Material and methods: One of the two strains (VA13F) is the commercially available form of Wi38VA13, the other (VA13E) arose spontaneously from the original one in our laboratory. Their p53 levels were measured by means of flow cytometry (FCM) and Western blot (WB) with two p53 antibodies (Ab-3, clone PAb240; Ab-6, clone DO-1; both Oncogene Science). Cell cycle distributions were determined flow cytometrically after BrdU labeling at regular time intervals after exposure to 250 kV X-rays. Radiosensitivity was assessed in a clonogenicity assay.

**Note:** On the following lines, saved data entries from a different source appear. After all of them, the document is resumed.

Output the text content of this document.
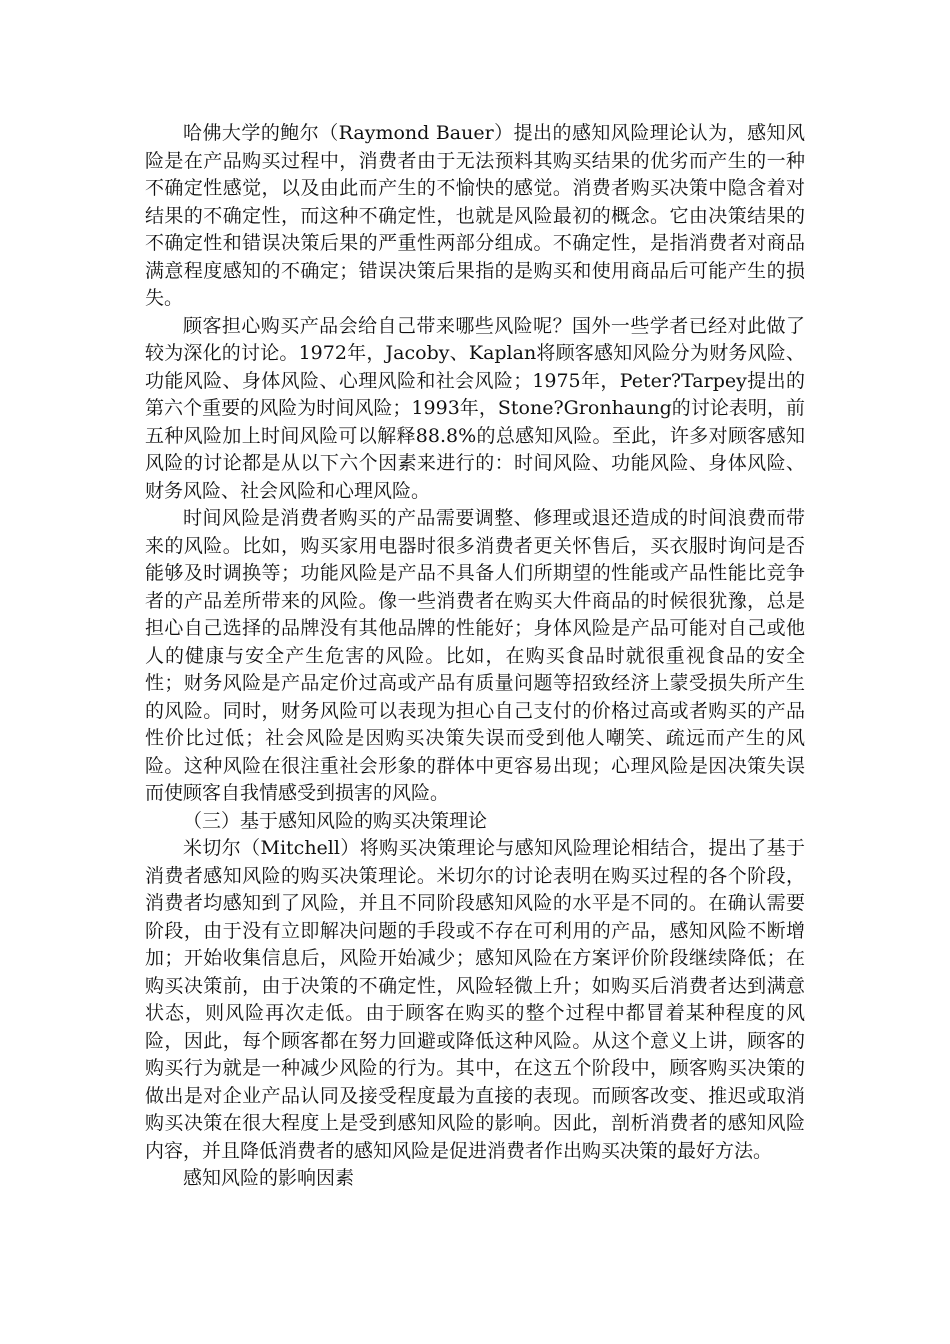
哈佛大学的鲍尔（Raymond Bauer）提出的感知风险理论认为，感知风险是在产品购买过程中，消费者由于无法预料其购买结果的优劣而产生的一种不确定性感觉，以及由此而产生的不愉快的感觉。消费者购买决策中隐含着对结果的不确定性，而这种不确定性，也就是风险最初的概念。它由决策结果的不确定性和错误决策后果的严重性两部分组成。不确定性，是指消费者对商品满意程度感知的不确定；错误决策后果指的是购买和使用商品后可能产生的损失。

顾客担心购买产品会给自己带来哪些风险呢？国外一些学者已经对此做了较为深化的讨论。1972年，Jacoby、Kaplan将顾客感知风险分为财务风险、功能风险、身体风险、心理风险和社会风险；1975年，Peter?Tarpey提出的第六个重要的风险为时间风险；1993年，Stone?Gronhaung的讨论表明，前五种风险加上时间风险可以解释88.8%的总感知风险。至此，许多对顾客感知风险的讨论都是从以下六个因素来进行的：时间风险、功能风险、身体风险、财务风险、社会风险和心理风险。

时间风险是消费者购买的产品需要调整、修理或退还造成的时间浪费而带来的风险。比如，购买家用电器时很多消费者更关怀售后，买衣服时询问是否能够及时调换等；功能风险是产品不具备人们所期望的性能或产品性能比竞争者的产品差所带来的风险。像一些消费者在购买大件商品的时候很犹豫，总是担心自己选择的品牌没有其他品牌的性能好；身体风险是产品可能对自己或他人的健康与安全产生危害的风险。比如，在购买食品时就很重视食品的安全性；财务风险是产品定价过高或产品有质量问题等招致经济上蒙受损失所产生的风险。同时，财务风险可以表现为担心自己支付的价格过高或者购买的产品性价比过低；社会风险是因购买决策失误而受到他人嘲笑、疏远而产生的风险。这种风险在很注重社会形象的群体中更容易出现；心理风险是因决策失误而使顾客自我情感受到损害的风险。

（三）基于感知风险的购买决策理论

米切尔（Mitchell）将购买决策理论与感知风险理论相结合，提出了基于消费者感知风险的购买决策理论。米切尔的讨论表明在购买过程的各个阶段，消费者均感知到了风险，并且不同阶段感知风险的水平是不同的。在确认需要阶段，由于没有立即解决问题的手段或不存在可利用的产品，感知风险不断增加；开始收集信息后，风险开始减少；感知风险在方案评价阶段继续降低；在购买决策前，由于决策的不确定性，风险轻微上升；如购买后消费者达到满意状态，则风险再次走低。由于顾客在购买的整个过程中都冒着某种程度的风险，因此，每个顾客都在努力回避或降低这种风险。从这个意义上讲，顾客的购买行为就是一种减少风险的行为。其中，在这五个阶段中，顾客购买决策的做出是对企业产品认同及接受程度最为直接的表现。而顾客改变、推迟或取消购买决策在很大程度上是受到感知风险的影响。因此，剖析消费者的感知风险内容，并且降低消费者的感知风险是促进消费者作出购买决策的最好方法。

感知风险的影响因素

Results: The p53 levels of the two strains corresponded to their large T antigen expression, presumably due to complex formation between the two proteins. The strain with a high p53 level did not show a G1 arrest and had a relatively high radiosensitivity, whereas the strain with a low p53 level showed a significant G1 arrest and a lower radiosensitivity.
Conclusion: These results suggest that 1. complex formation between the large T antigen and p53 reduces the latter's functionality; 2. in these two strains the G1 arrest is one of the factors determining radiosensitivity.